Wednesday, 7 March 2018

My New Book!

Hello again. I don't normally advertise here - especially not for myself - but my new book on birds, Birds in their Habitats; journeys with a naturalist, has just been released, and if you enjoy my blog it occurs to me that you might well enjoy it too. It was a long time in incubation, and covers a fair bit of the Southern Hemisphere, though obviously enough with a strong emphasis on Australia. Here's a link to the chapter contents; they're reasonably detailed so a browse through them might give you a reasonable idea of the contents.

My idea was to introduce you to seven major habitats, and some of the birds I've encountered in them. It's not a book about me, but about the birds, and my idea was to tell stories, with the hope that you'll enjoy the read and at the end of it discover that you've learned things you didn't know - about aspects of ecology, behaviour, evolution and conservation. It's also a bit about the people who study birds and the amazing things they're discovering, and a bit of a delve here and there into the sometimes slightly strange world of the people who watch birds.

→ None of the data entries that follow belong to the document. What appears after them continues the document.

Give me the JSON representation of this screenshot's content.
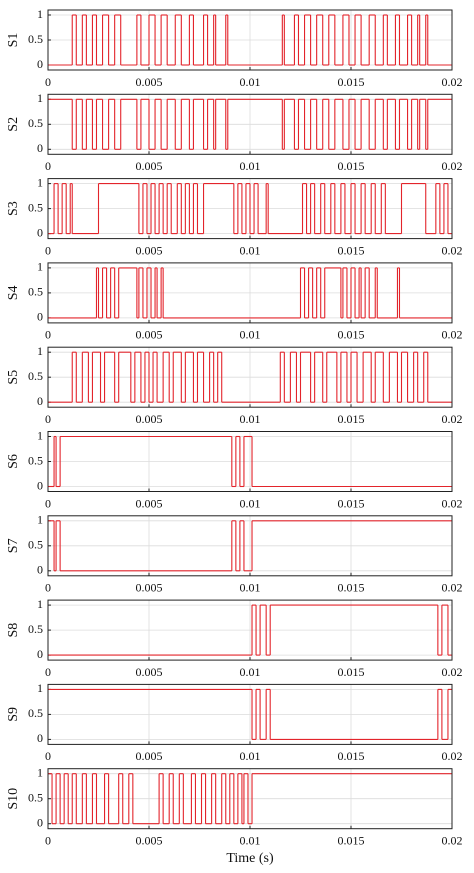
{
  "chart_data": [
    {
      "type": "line",
      "drawstyle": "steps-post",
      "ylabel": "S1",
      "color": "#e3242b",
      "grid": true,
      "xlim": [
        0,
        0.02
      ],
      "ylim": [
        -0.1,
        1.1
      ],
      "xticks": [
        0,
        0.005,
        0.01,
        0.015,
        0.02
      ],
      "yticks": [
        0,
        0.5,
        1
      ],
      "x": [
        0,
        0.0012,
        0.0014,
        0.0017,
        0.0019,
        0.0022,
        0.0024,
        0.0027,
        0.003,
        0.0033,
        0.0036,
        0.0044,
        0.0046,
        0.005,
        0.0053,
        0.0056,
        0.0059,
        0.0063,
        0.0066,
        0.007,
        0.0072,
        0.0077,
        0.0079,
        0.0082,
        0.0083,
        0.0088,
        0.0089,
        0.0116,
        0.0117,
        0.0122,
        0.0124,
        0.0127,
        0.013,
        0.0133,
        0.0136,
        0.0139,
        0.0142,
        0.0146,
        0.0149,
        0.0152,
        0.0155,
        0.0159,
        0.0162,
        0.0166,
        0.0168,
        0.0172,
        0.0174,
        0.0178,
        0.018,
        0.0183,
        0.0184,
        0.0187,
        0.0188
      ],
      "values": [
        0,
        1,
        0,
        1,
        0,
        1,
        0,
        1,
        0,
        1,
        0,
        1,
        0,
        1,
        0,
        1,
        0,
        1,
        0,
        1,
        0,
        1,
        0,
        1,
        0,
        1,
        0,
        1,
        0,
        1,
        0,
        1,
        0,
        1,
        0,
        1,
        0,
        1,
        0,
        1,
        0,
        1,
        0,
        1,
        0,
        1,
        0,
        1,
        0,
        1,
        0,
        1,
        0
      ]
    },
    {
      "type": "line",
      "drawstyle": "steps-post",
      "ylabel": "S2",
      "color": "#e3242b",
      "grid": true,
      "xlim": [
        0,
        0.02
      ],
      "ylim": [
        -0.1,
        1.1
      ],
      "xticks": [
        0,
        0.005,
        0.01,
        0.015,
        0.02
      ],
      "yticks": [
        0,
        0.5,
        1
      ],
      "x": [
        0,
        0.0012,
        0.0014,
        0.0017,
        0.0019,
        0.0022,
        0.0024,
        0.0027,
        0.003,
        0.0033,
        0.0036,
        0.0044,
        0.0046,
        0.005,
        0.0053,
        0.0056,
        0.0059,
        0.0063,
        0.0066,
        0.007,
        0.0072,
        0.0077,
        0.0079,
        0.0082,
        0.0083,
        0.0088,
        0.0089,
        0.0116,
        0.0117,
        0.0122,
        0.0124,
        0.0127,
        0.013,
        0.0133,
        0.0136,
        0.0139,
        0.0142,
        0.0146,
        0.0149,
        0.0152,
        0.0155,
        0.0159,
        0.0162,
        0.0166,
        0.0168,
        0.0172,
        0.0174,
        0.0178,
        0.018,
        0.0183,
        0.0184,
        0.0187,
        0.0188
      ],
      "values": [
        1,
        0,
        1,
        0,
        1,
        0,
        1,
        0,
        1,
        0,
        1,
        0,
        1,
        0,
        1,
        0,
        1,
        0,
        1,
        0,
        1,
        0,
        1,
        0,
        1,
        0,
        1,
        0,
        1,
        0,
        1,
        0,
        1,
        0,
        1,
        0,
        1,
        0,
        1,
        0,
        1,
        0,
        1,
        0,
        1,
        0,
        1,
        0,
        1,
        0,
        1,
        0,
        1
      ]
    },
    {
      "type": "line",
      "drawstyle": "steps-post",
      "ylabel": "S3",
      "color": "#e3242b",
      "grid": true,
      "xlim": [
        0,
        0.02
      ],
      "ylim": [
        -0.1,
        1.1
      ],
      "xticks": [
        0,
        0.005,
        0.01,
        0.015,
        0.02
      ],
      "yticks": [
        0,
        0.5,
        1
      ],
      "x": [
        0,
        0.0003,
        0.0005,
        0.0007,
        0.0009,
        0.0011,
        0.0012,
        0.0025,
        0.0045,
        0.0047,
        0.0049,
        0.0051,
        0.0053,
        0.0055,
        0.0057,
        0.0059,
        0.0061,
        0.0064,
        0.0066,
        0.0068,
        0.007,
        0.0072,
        0.0074,
        0.0077,
        0.0092,
        0.0094,
        0.0096,
        0.0098,
        0.01,
        0.0102,
        0.0104,
        0.0108,
        0.0109,
        0.0126,
        0.0128,
        0.013,
        0.0132,
        0.0135,
        0.0137,
        0.014,
        0.0142,
        0.0145,
        0.0147,
        0.015,
        0.0152,
        0.0155,
        0.0157,
        0.016,
        0.0162,
        0.0165,
        0.0167,
        0.0175,
        0.0187,
        0.0192,
        0.0194,
        0.0196,
        0.0198
      ],
      "values": [
        0,
        1,
        0,
        1,
        0,
        1,
        0,
        1,
        0,
        1,
        0,
        1,
        0,
        1,
        0,
        1,
        0,
        1,
        0,
        1,
        0,
        1,
        0,
        1,
        0,
        1,
        0,
        1,
        0,
        1,
        0,
        1,
        0,
        1,
        0,
        1,
        0,
        1,
        0,
        1,
        0,
        1,
        0,
        1,
        0,
        1,
        0,
        1,
        0,
        1,
        0,
        1,
        0,
        1,
        0,
        1,
        0
      ]
    },
    {
      "type": "line",
      "drawstyle": "steps-post",
      "ylabel": "S4",
      "color": "#e3242b",
      "grid": true,
      "xlim": [
        0,
        0.02
      ],
      "ylim": [
        -0.1,
        1.1
      ],
      "xticks": [
        0,
        0.005,
        0.01,
        0.015,
        0.02
      ],
      "yticks": [
        0,
        0.5,
        1
      ],
      "x": [
        0,
        0.0024,
        0.0025,
        0.0027,
        0.0029,
        0.0031,
        0.0033,
        0.0035,
        0.0044,
        0.0045,
        0.0047,
        0.0049,
        0.0051,
        0.0053,
        0.0054,
        0.0056,
        0.0057,
        0.0125,
        0.0127,
        0.0129,
        0.0131,
        0.0133,
        0.0135,
        0.0137,
        0.0145,
        0.0146,
        0.0148,
        0.015,
        0.0152,
        0.0154,
        0.0155,
        0.0157,
        0.0159,
        0.0162,
        0.0163,
        0.0173,
        0.0174
      ],
      "values": [
        0,
        1,
        0,
        1,
        0,
        1,
        0,
        1,
        0,
        1,
        0,
        1,
        0,
        1,
        0,
        1,
        0,
        1,
        0,
        1,
        0,
        1,
        0,
        1,
        0,
        1,
        0,
        1,
        0,
        1,
        0,
        1,
        0,
        1,
        0,
        1,
        0
      ]
    },
    {
      "type": "line",
      "drawstyle": "steps-post",
      "ylabel": "S5",
      "color": "#e3242b",
      "grid": true,
      "xlim": [
        0,
        0.02
      ],
      "ylim": [
        -0.1,
        1.1
      ],
      "xticks": [
        0,
        0.005,
        0.01,
        0.015,
        0.02
      ],
      "yticks": [
        0,
        0.5,
        1
      ],
      "x": [
        0,
        0.0012,
        0.0014,
        0.0017,
        0.002,
        0.0022,
        0.0026,
        0.0028,
        0.0033,
        0.0035,
        0.0041,
        0.0043,
        0.0046,
        0.0048,
        0.005,
        0.0052,
        0.0054,
        0.0057,
        0.006,
        0.0062,
        0.0066,
        0.0068,
        0.0072,
        0.0074,
        0.0077,
        0.008,
        0.0082,
        0.0084,
        0.0086,
        0.0115,
        0.0117,
        0.012,
        0.0123,
        0.0125,
        0.013,
        0.0132,
        0.0136,
        0.0138,
        0.0143,
        0.0145,
        0.0148,
        0.015,
        0.0153,
        0.0156,
        0.016,
        0.0162,
        0.0166,
        0.0169,
        0.0173,
        0.0175,
        0.0178,
        0.0181,
        0.0183,
        0.0186,
        0.0188
      ],
      "values": [
        0,
        1,
        0,
        1,
        0,
        1,
        0,
        1,
        0,
        1,
        0,
        1,
        0,
        1,
        0,
        1,
        0,
        1,
        0,
        1,
        0,
        1,
        0,
        1,
        0,
        1,
        0,
        1,
        0,
        1,
        0,
        1,
        0,
        1,
        0,
        1,
        0,
        1,
        0,
        1,
        0,
        1,
        0,
        1,
        0,
        1,
        0,
        1,
        0,
        1,
        0,
        1,
        0,
        1,
        0
      ]
    },
    {
      "type": "line",
      "drawstyle": "steps-post",
      "ylabel": "S6",
      "color": "#e3242b",
      "grid": true,
      "xlim": [
        0,
        0.02
      ],
      "ylim": [
        -0.1,
        1.1
      ],
      "xticks": [
        0,
        0.005,
        0.01,
        0.015,
        0.02
      ],
      "yticks": [
        0,
        0.5,
        1
      ],
      "x": [
        0,
        0.0003,
        0.0004,
        0.0006,
        0.0091,
        0.0093,
        0.0095,
        0.0097,
        0.0101
      ],
      "values": [
        0,
        1,
        0,
        1,
        0,
        1,
        0,
        1,
        0
      ]
    },
    {
      "type": "line",
      "drawstyle": "steps-post",
      "ylabel": "S7",
      "color": "#e3242b",
      "grid": true,
      "xlim": [
        0,
        0.02
      ],
      "ylim": [
        -0.1,
        1.1
      ],
      "xticks": [
        0,
        0.005,
        0.01,
        0.015,
        0.02
      ],
      "yticks": [
        0,
        0.5,
        1
      ],
      "x": [
        0,
        0.0003,
        0.0004,
        0.0006,
        0.0091,
        0.0093,
        0.0095,
        0.0097,
        0.0101
      ],
      "values": [
        1,
        0,
        1,
        0,
        1,
        0,
        1,
        0,
        1
      ]
    },
    {
      "type": "line",
      "drawstyle": "steps-post",
      "ylabel": "S8",
      "color": "#e3242b",
      "grid": true,
      "xlim": [
        0,
        0.02
      ],
      "ylim": [
        -0.1,
        1.1
      ],
      "xticks": [
        0,
        0.005,
        0.01,
        0.015,
        0.02
      ],
      "yticks": [
        0,
        0.5,
        1
      ],
      "x": [
        0,
        0.0101,
        0.0103,
        0.0105,
        0.0108,
        0.011,
        0.0193,
        0.0195,
        0.0198
      ],
      "values": [
        0,
        1,
        0,
        1,
        0,
        1,
        0,
        1,
        0
      ]
    },
    {
      "type": "line",
      "drawstyle": "steps-post",
      "ylabel": "S9",
      "color": "#e3242b",
      "grid": true,
      "xlim": [
        0,
        0.02
      ],
      "ylim": [
        -0.1,
        1.1
      ],
      "xticks": [
        0,
        0.005,
        0.01,
        0.015,
        0.02
      ],
      "yticks": [
        0,
        0.5,
        1
      ],
      "x": [
        0,
        0.0101,
        0.0103,
        0.0105,
        0.0108,
        0.011,
        0.0193,
        0.0195,
        0.0198
      ],
      "values": [
        1,
        0,
        1,
        0,
        1,
        0,
        1,
        0,
        1
      ]
    },
    {
      "type": "line",
      "drawstyle": "steps-post",
      "ylabel": "S10",
      "xlabel": "Time (s)",
      "color": "#e3242b",
      "grid": true,
      "xlim": [
        0,
        0.02
      ],
      "ylim": [
        -0.1,
        1.1
      ],
      "xticks": [
        0,
        0.005,
        0.01,
        0.015,
        0.02
      ],
      "yticks": [
        0,
        0.5,
        1
      ],
      "x": [
        0,
        0.0002,
        0.0004,
        0.0006,
        0.0008,
        0.001,
        0.0012,
        0.0014,
        0.0017,
        0.0019,
        0.0022,
        0.0024,
        0.0028,
        0.003,
        0.0035,
        0.0037,
        0.004,
        0.0042,
        0.0055,
        0.0057,
        0.006,
        0.0062,
        0.0065,
        0.0067,
        0.0071,
        0.0073,
        0.0076,
        0.0078,
        0.0081,
        0.0083,
        0.0086,
        0.0088,
        0.009,
        0.0092,
        0.0094,
        0.0096,
        0.0097,
        0.0099,
        0.0101
      ],
      "values": [
        1,
        0,
        1,
        0,
        1,
        0,
        1,
        0,
        1,
        0,
        1,
        0,
        1,
        0,
        1,
        0,
        1,
        0,
        1,
        0,
        1,
        0,
        1,
        0,
        1,
        0,
        1,
        0,
        1,
        0,
        1,
        0,
        1,
        0,
        1,
        0,
        1,
        0,
        1
      ]
    }
  ]
}
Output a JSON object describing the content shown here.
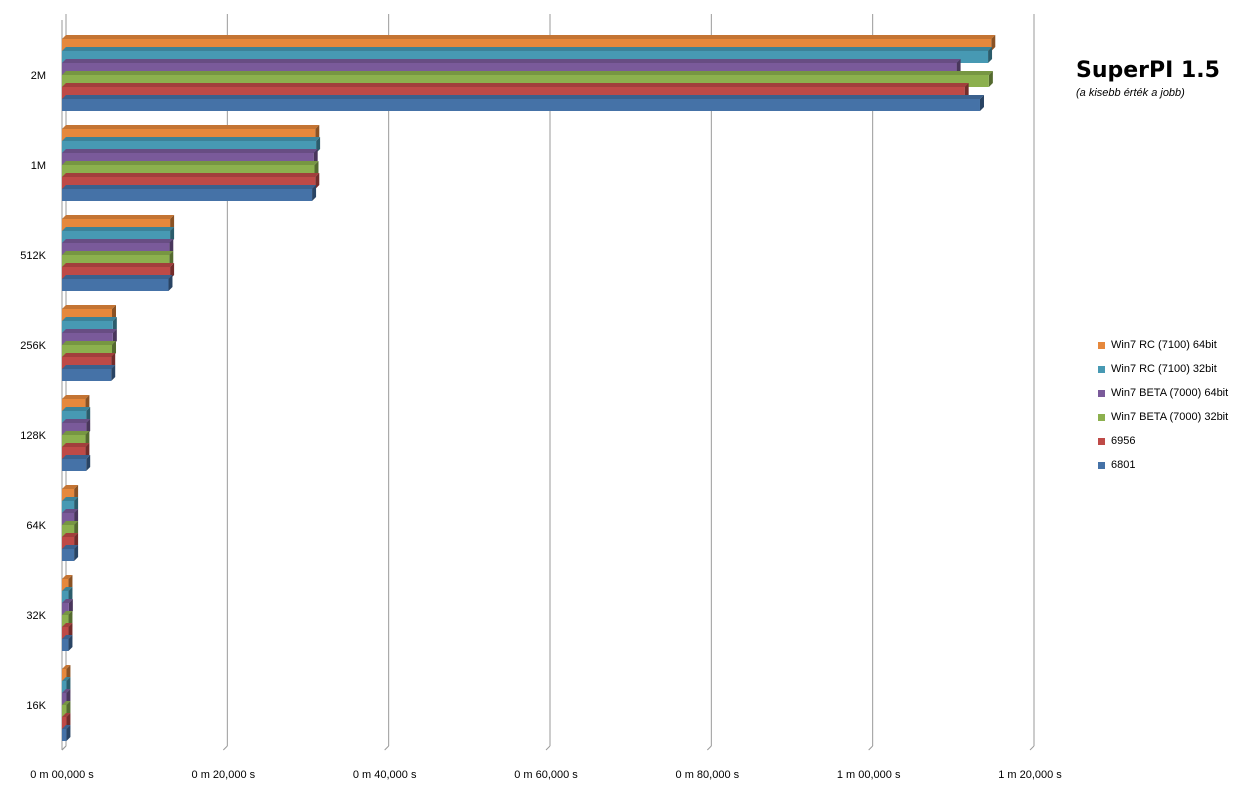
{
  "chart_data": {
    "type": "bar",
    "orientation": "horizontal",
    "title": "SuperPI 1.5",
    "subtitle": "(a kisebb érték a jobb)",
    "categories": [
      "2M",
      "1M",
      "512K",
      "256K",
      "128K",
      "64K",
      "32K",
      "16K"
    ],
    "x_tick_labels": [
      "0 m 00,000 s",
      "0 m 20,000 s",
      "0 m 40,000 s",
      "0 m 60,000 s",
      "0 m 80,000 s",
      "1 m 00,000 s",
      "1 m 20,000 s"
    ],
    "xlim": [
      0,
      120
    ],
    "x_unit": "seconds",
    "grid": true,
    "legend_position": "right",
    "series": [
      {
        "name": "Win7 RC (7100) 64bit",
        "color": "#E6883C",
        "values": [
          115.2,
          31.4,
          13.4,
          6.2,
          2.9,
          1.5,
          0.8,
          0.55
        ]
      },
      {
        "name": "Win7 RC (7100) 32bit",
        "color": "#4799B3",
        "values": [
          114.8,
          31.5,
          13.4,
          6.3,
          3.0,
          1.5,
          0.8,
          0.55
        ]
      },
      {
        "name": "Win7 BETA (7000) 64bit",
        "color": "#7A5A9A",
        "values": [
          110.9,
          31.2,
          13.3,
          6.3,
          3.0,
          1.5,
          0.85,
          0.55
        ]
      },
      {
        "name": "Win7 BETA (7000) 32bit",
        "color": "#8CB04E",
        "values": [
          114.9,
          31.3,
          13.3,
          6.2,
          2.9,
          1.5,
          0.8,
          0.55
        ]
      },
      {
        "name": "6956",
        "color": "#BF4A47",
        "values": [
          111.9,
          31.4,
          13.4,
          6.1,
          2.9,
          1.5,
          0.8,
          0.55
        ]
      },
      {
        "name": "6801",
        "color": "#4572A7",
        "values": [
          113.8,
          31.0,
          13.2,
          6.1,
          3.0,
          1.5,
          0.8,
          0.55
        ]
      }
    ]
  }
}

Here's what it looks like from the outside.

And here's a link to the publisher's page, with a bit more blurb and the option of ordering if you so choose. However it's also available through other on-line sources and even good old-fashioned bookshops (especially in Australia) if you're so inclined.

And finally as a small bonus a couple of pics from the book, with their captions.
A pair of Waved Albatrosses, in a breeding colony on Española, Galápagos, performs an elaborate bill-clashing bond reinforcement ceremony as one returns from a fishing expedition. Their sole chick is the object of intensive care.

Yellow-billed Spoonbill, Jerrabomberra Wetlands, Canberra. This bird is preening, running each feather in turn through its bill to clean it and ‘rezip’ the barbules; this is an immense task, which every bird undertakes every day.
Thanks for reading, and if you do choose to buy the book, thank you for that too!



Susan said...

How exciting for you. I hope sales are good.

Ian Fraser said...

Thanks for that Susan, much appreciated. Me too, though I may be biased! Early signs suggest that cautious optimism may not be too inappropriate.